Uptick in Patient Messages May Increase Physician Burnout

Oct. 18, 2021
In a Research Letter from JAMA Network Open, the authors analyzed trends in EHR inbox messaging during COVID-19, finding an increase in patient messaging merits further exploration about pandemic-related medical advice requests

In an Oct. 12 Research Letter from JAMA Network Open entitled, “Trends in Electronic Health Record Inbox Messaging During the COVID-19 Pandemic in an Ambulatory Practice Network in New England,” the authors address COVID-19 related disruptions regarding how patients access routine care. They explain that anecdotal evidence indicates that ambulatory physicians saw an increase in patient medical advice requests (PMARs) and they compared patient message volume during the pandemic with levels pre-pandemic.

The letter states that “This cross-sectional study analyzed deidentified electronic health record metadata (Signal, Epic Systems) from March 2018 to June 2021 in a large ambulatory practice network in New England. This study was deemed exempt for review and informed consent by Yale University’s institutional review board because it involves secondary research of deidentified electronic health record metadata that did not include any patient identifier or private health information. This study follows the Strengthening the Reporting of Observational Studies in Epidemiology (STROBE) reporting guideline.”

That said, “Trends in inbox message volume (categorized by message type and source), time in the inbox, visit volume and type (in-person vs telehealth), patient volume, and patient use of the patient portal were examined using descriptive statistics. Physician specialties were grouped into primary care, medical, and surgical specialties. Variables were compared before (March 2018 to February 2020) and during (March 2020 to June 2021) the COVID-19 pandemic. To assess whether the onset of the pandemic was an inflection point in PMARs, message volume per physician per day was modeled by piecewise linear regression using a spline for month with a single knot at March 2020 and Huber-White SEs. Three months of inbox message data were missing (3 of 40 months [7.5 percent]) and excluded from the analysis. To test for significance (P < .05), we used a 2-sided Wald test for equivalence of the coefficients. We used Stata statistical software version 16 (StataCorp) for data analyses.”

The authors explain that forty months of inbox messages were analyzed—including 10,850,401 messages to 419 unique physicians from 38 specialties across 141 practice sites.

Between March 2020 and June 2021, the average total messages per day increased from:

  • 45.0 to 46.0 for primary care physicians
  • 29.3 to 32.0 for medical physicians
  • 16.6 to 23.3. for surgical physicians

The authors write that “Consistent with national trends, during 2020 COVID months, monthly in-person visits decreased for all specialties (primary care, 17.1 percent; medical, 18.5 percent; surgical, 7.7 percent), whereas telehealth visits increased. Surgical specialties, however, experienced an increase in in-person visits between January and June 2021. The number of unique patients seeking care during the pandemic decreased for primary care and medical specialties through June 2021 but increased for surgical specialties in 2021.”

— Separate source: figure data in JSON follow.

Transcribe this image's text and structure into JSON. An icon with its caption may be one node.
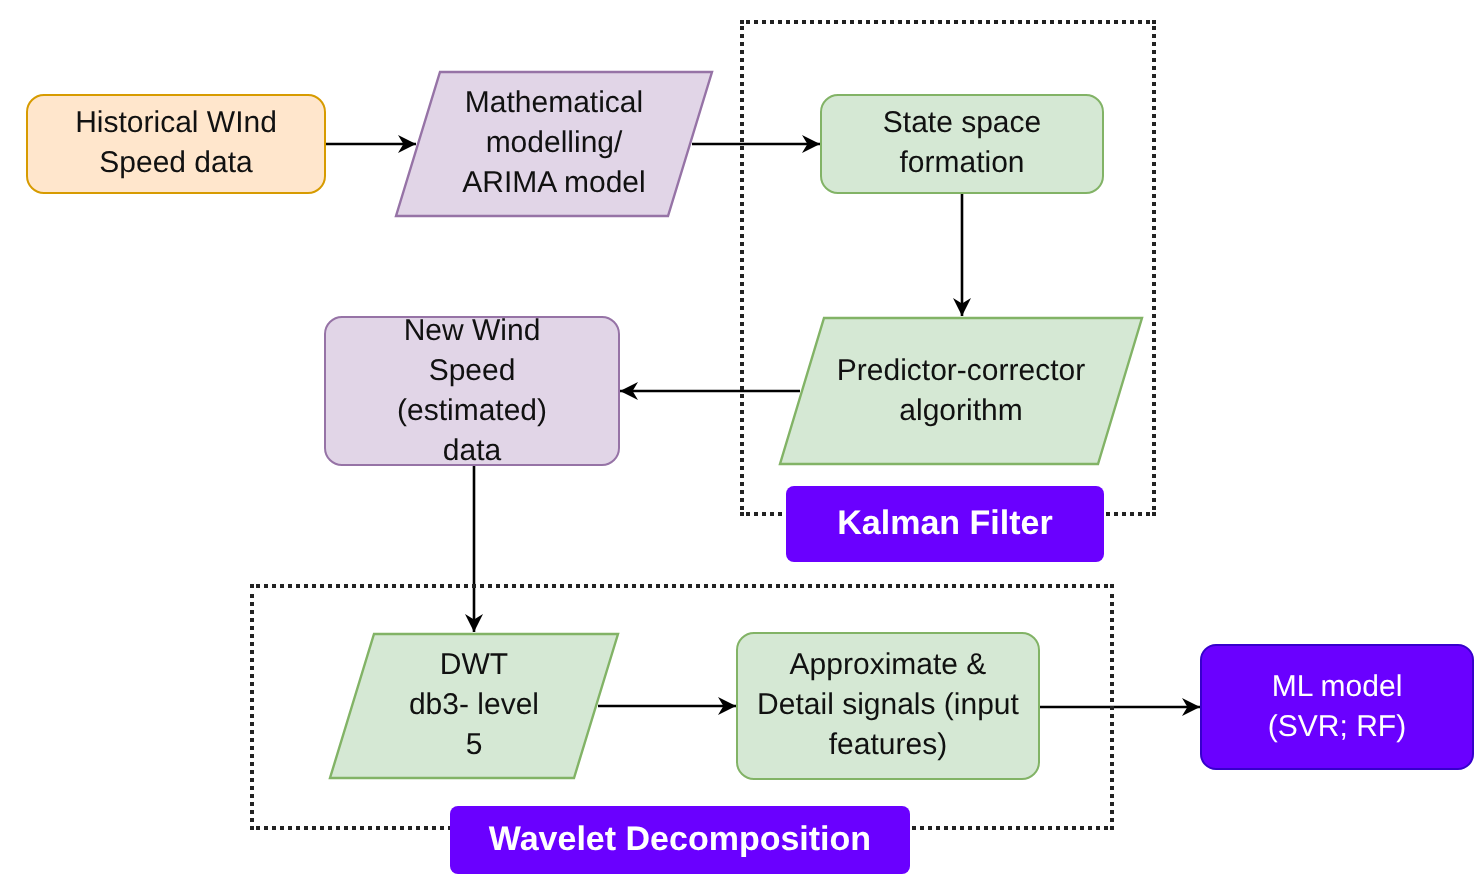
{
  "diagram": {
    "nodes": [
      {
        "text": [
          "Historical WInd Speed data"
        ]
      },
      {
        "text": [
          "Mathematical modelling/ ARIMA model"
        ]
      },
      {
        "text": [
          "Kalman Filter"
        ]
      },
      {
        "text": [
          "State space formation"
        ],
        "in": 2
      },
      {
        "text": [
          "Predictor-corrector algorithm"
        ],
        "in": 2
      },
      {
        "text": [
          "New Wind Speed (estimated) data"
        ]
      },
      {
        "text": [
          "Wavelet Decomposition"
        ]
      },
      {
        "text": [
          "DWT db3- level 5"
        ],
        "in": 6
      },
      {
        "text": [
          "Approximate & Detail signals (input features)"
        ],
        "in": 6
      },
      {
        "text": [
          "ML model (SVR; RF)"
        ]
      }
    ],
    "edges": [
      {
        "from": 0,
        "to": 1,
        "arrow": "to"
      },
      {
        "from": 1,
        "to": 3,
        "arrow": "to"
      },
      {
        "from": 3,
        "to": 4,
        "arrow": "to"
      },
      {
        "from": 4,
        "to": 5,
        "arrow": "to"
      },
      {
        "from": 5,
        "to": 7,
        "arrow": "to"
      },
      {
        "from": 7,
        "to": 8,
        "arrow": "to"
      },
      {
        "from": 8,
        "to": 9,
        "arrow": "to"
      }
    ]
  }
}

The authors comment that during the first 15 months of the pandemic the increase in patient message volume was small but sustained, particularly in PMARs, across all specialties, despite the decrease (for primary care and medical physicians) in the number of patients seeking care during the same period. The increase in surgical patients in 2021 could be attributed to the backlog of elective surgeries that were delayed in 2020.

The authors conclude that “Given the existing physician burnout crisis and the already known pandemic-related stressors and risks to the physician workforce, the additional inbox burden reported here warrants additional exploration to assess the nature of pandemic-related medical advice requests and the generalizability of these findings. With COVID-19 potentially remaining a long-term endemic threat to public health, the priority to systematically address inbox burden before the pandemic through workflow redesign, team-based inbox management, and consideration of reimbursement for inbox-related work remains.”